You should see something like this:
Ok, so we can already see a lot of information in here! Let's start by the number of
threads. Click anywhere on the Threads
row of the graphic and you should see how many
threads you were running at that point.
In this case we see that there are four threads, and one of them is used for a system call.
Similarily you can click on the Goroutines
row and have an idea of how many goroutines
existed at each point of the program.
It seems we have four, two of them running, and none of them are blocked by the garbage collector.
Wow! We were able to understand many things from the program even before we read a single line of code! But now it's time to read the code to be able to interpret better what's going on.
package main
import (
"fmt"
"os"
"runtime/trace"
)
func main() {
_ = trace.Start(os.Stdout)
defer trace.Stop()
const n = 3
leftmost := make(chan int)
right := leftmost
left := leftmost
for i := 0; i < n; i++ {
right = make(chan int)
go pass(left, right)
left = right
}
go sendFirst(right)
fmt.Fprintln(os.Stderr, <-leftmost)
}
func pass(left, right chan int) {
v := 1 + <-right
left <- v
}
func sendFirst(ch chan int) { ch <- 0 }
This code is creating a chain of goroutines connected through channels, then sending a value on one end and waiting for the value to be received on the other end.
Now that we know this, let's go back to the trace viewer and analyze the dependencies.

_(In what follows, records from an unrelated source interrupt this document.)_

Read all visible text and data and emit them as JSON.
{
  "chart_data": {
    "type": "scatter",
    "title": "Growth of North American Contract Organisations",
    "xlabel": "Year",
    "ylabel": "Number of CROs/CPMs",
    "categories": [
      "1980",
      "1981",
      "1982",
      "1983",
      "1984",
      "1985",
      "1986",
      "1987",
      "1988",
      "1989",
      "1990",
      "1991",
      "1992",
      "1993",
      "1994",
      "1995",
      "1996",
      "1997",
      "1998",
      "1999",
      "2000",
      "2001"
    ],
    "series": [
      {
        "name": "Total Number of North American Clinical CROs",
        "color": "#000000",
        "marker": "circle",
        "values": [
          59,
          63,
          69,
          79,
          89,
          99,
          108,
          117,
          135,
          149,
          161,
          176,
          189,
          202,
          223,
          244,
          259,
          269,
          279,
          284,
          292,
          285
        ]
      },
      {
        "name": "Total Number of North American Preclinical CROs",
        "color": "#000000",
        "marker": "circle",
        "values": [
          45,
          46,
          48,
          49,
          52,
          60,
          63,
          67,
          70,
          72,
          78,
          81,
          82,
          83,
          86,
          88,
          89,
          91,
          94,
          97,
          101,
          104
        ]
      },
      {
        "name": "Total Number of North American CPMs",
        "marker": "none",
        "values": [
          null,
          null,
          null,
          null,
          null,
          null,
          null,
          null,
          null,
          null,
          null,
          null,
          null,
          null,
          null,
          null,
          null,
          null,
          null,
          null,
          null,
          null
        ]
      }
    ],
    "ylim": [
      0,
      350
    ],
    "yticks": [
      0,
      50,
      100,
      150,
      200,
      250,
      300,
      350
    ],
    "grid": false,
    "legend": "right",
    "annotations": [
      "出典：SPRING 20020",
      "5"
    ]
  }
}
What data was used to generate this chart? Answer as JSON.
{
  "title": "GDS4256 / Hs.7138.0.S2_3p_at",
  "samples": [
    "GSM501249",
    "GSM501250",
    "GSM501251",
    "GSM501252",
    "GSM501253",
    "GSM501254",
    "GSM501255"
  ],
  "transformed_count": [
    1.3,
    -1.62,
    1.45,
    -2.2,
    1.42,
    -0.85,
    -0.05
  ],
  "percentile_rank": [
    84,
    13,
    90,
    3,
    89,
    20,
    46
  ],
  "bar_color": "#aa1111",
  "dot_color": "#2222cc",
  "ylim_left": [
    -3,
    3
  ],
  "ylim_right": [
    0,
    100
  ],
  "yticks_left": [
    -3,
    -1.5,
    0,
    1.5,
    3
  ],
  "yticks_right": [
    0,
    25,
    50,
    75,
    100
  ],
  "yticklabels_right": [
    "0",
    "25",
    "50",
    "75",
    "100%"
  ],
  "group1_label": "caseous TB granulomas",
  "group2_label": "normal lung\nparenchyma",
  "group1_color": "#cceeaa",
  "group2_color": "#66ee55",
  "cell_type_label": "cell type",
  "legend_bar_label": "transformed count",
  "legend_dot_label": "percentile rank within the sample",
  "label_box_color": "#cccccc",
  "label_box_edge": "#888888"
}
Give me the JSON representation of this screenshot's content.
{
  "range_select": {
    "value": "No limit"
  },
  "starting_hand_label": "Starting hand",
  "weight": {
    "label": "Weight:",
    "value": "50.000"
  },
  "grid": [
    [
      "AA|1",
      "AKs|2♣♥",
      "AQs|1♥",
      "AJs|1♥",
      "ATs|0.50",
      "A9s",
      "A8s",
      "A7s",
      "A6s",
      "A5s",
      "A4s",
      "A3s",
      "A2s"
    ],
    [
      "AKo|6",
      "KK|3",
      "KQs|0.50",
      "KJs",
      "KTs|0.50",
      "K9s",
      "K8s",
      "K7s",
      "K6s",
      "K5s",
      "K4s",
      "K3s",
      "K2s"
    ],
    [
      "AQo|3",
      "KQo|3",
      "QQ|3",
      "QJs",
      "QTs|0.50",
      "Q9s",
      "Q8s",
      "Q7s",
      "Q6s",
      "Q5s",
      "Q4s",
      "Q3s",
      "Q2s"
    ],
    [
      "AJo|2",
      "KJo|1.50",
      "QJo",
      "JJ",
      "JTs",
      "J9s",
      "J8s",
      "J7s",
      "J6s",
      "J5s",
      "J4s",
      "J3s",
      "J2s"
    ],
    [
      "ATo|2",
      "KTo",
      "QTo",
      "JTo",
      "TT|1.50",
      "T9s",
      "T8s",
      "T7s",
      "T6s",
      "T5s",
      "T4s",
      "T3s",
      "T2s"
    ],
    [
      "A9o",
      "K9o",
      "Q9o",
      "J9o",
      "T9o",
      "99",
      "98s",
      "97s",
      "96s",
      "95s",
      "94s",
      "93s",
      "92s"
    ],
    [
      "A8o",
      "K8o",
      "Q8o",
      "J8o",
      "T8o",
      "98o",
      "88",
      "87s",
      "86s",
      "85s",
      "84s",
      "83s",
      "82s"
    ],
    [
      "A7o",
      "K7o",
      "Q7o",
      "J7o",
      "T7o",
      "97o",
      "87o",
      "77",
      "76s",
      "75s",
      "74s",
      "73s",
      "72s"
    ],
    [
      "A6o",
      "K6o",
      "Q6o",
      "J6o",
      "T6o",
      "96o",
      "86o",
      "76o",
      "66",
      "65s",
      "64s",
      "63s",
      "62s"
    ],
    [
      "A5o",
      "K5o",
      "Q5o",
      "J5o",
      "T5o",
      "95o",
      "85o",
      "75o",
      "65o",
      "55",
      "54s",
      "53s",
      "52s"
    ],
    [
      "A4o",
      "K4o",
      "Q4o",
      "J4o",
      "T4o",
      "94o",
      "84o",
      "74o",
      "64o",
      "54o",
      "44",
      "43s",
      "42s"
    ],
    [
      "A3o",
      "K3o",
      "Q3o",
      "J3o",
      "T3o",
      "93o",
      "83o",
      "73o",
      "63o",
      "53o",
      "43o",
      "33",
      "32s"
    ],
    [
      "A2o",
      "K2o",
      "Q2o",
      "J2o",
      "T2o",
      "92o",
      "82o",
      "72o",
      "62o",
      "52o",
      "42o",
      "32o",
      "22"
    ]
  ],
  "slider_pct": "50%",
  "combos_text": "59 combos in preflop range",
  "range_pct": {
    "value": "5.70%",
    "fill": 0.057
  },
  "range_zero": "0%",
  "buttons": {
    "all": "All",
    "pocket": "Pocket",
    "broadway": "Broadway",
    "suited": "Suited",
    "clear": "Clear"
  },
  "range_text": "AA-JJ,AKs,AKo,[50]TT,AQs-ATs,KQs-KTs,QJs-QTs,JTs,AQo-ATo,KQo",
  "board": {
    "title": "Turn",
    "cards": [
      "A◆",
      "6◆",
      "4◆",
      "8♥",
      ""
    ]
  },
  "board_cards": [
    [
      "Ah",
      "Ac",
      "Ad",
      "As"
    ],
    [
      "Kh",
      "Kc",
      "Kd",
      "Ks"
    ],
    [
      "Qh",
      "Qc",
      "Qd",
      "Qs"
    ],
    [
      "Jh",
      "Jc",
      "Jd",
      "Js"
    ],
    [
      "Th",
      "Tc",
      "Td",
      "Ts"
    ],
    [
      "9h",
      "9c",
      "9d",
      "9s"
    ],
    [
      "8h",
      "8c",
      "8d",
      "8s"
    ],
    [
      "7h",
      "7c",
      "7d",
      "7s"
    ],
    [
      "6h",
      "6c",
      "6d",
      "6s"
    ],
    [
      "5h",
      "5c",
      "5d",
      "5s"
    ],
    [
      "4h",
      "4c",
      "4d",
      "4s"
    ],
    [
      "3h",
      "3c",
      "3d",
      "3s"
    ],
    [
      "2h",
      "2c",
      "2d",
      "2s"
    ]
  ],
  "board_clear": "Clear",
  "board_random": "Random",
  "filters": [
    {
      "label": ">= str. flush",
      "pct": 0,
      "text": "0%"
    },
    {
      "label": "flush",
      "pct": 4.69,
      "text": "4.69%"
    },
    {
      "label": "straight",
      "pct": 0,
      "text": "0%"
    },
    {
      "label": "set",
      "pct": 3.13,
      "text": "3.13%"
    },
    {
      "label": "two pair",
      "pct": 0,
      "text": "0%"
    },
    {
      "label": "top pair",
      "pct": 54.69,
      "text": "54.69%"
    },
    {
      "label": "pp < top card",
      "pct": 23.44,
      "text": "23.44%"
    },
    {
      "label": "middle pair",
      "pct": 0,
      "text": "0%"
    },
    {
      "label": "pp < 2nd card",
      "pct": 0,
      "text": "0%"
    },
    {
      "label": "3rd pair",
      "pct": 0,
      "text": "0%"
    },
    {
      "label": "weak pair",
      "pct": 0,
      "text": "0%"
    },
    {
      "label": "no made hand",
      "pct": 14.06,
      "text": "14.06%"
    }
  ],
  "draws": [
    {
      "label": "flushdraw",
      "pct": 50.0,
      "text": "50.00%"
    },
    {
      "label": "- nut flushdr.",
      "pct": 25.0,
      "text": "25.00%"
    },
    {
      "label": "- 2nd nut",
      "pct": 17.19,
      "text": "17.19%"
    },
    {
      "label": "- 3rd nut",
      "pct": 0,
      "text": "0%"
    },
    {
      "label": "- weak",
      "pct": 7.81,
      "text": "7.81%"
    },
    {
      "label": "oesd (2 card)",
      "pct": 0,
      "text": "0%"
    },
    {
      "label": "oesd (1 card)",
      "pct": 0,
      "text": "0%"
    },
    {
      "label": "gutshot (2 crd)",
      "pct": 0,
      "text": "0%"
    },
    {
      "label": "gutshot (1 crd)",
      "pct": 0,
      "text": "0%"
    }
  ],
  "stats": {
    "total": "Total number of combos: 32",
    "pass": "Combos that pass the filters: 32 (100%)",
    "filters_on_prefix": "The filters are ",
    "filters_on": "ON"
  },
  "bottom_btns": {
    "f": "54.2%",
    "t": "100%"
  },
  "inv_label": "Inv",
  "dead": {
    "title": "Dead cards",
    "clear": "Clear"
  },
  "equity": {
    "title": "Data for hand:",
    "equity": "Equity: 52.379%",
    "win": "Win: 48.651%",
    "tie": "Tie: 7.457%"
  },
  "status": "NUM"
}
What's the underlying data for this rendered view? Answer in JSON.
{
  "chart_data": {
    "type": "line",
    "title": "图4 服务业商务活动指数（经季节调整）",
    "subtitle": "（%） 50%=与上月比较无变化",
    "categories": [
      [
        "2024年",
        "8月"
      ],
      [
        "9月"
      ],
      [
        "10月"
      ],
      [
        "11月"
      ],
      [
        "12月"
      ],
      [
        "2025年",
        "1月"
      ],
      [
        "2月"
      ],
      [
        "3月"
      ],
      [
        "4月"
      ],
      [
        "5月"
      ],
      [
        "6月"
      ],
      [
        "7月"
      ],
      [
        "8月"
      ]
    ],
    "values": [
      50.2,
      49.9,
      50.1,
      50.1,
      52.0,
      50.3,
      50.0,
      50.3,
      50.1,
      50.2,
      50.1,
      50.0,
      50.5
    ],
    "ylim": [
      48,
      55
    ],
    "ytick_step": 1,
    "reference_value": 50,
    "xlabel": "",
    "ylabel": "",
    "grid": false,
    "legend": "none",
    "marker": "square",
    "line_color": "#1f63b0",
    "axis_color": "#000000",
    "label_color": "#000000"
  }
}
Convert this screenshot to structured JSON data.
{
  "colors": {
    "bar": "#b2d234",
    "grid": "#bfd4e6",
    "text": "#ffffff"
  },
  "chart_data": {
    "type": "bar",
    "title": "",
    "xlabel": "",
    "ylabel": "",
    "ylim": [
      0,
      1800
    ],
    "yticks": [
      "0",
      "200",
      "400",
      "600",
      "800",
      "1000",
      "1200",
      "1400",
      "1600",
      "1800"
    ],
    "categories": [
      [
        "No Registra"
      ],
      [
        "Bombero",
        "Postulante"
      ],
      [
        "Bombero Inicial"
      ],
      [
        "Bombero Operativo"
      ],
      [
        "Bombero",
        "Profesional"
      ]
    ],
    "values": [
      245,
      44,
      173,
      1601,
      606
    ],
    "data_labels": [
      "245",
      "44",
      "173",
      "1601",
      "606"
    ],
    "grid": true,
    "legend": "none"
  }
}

Enable the visualization of Flow Events
by ticking it on View Options
.
Spend some time navigating the graph of dependencies and try to see how each goroutine synchronizes with others via the channels.
Analyze this mysterious trace given on mistery.trace. What do you think it does? How many goroutines are there?
Can you see any garbage collection going on?
Once you're ready to discovery the misterious code click on details
.
The misterious trace belongs to an execution of ping-pong/main.go.
package main
import (
"log"
"os"
"runtime/trace"
"time"
)
func main() {
_ = trace.Start(os.Stdout)
defer trace.Stop()
table := make(chan int)
go player(table, "ping")
go player(table, "pong")
table <- 0
time.Sleep(time.Second)
ball := <-table
close(table)
log.Printf("played %d turns", ball)
// runtime.GC()
// _ = pprof.WriteHeapProfile(os.Stdout)
}
func player(table chan int, name string) {
for ball := range table {
log.Printf("%d\t%s", ball, name)
table <- ball + 1
}
}
That's an interesting program. If you feel like it, maybe it's worth using pprof
to analyze where the memory is being allocated.
Modify the program and analyze the resulting trace:
- add
time.Sleep
inside ofpass
- increase the number of goroutines created
- run the program with
GOMAXPROCS=1
Try to find other cool modifications that change the trace.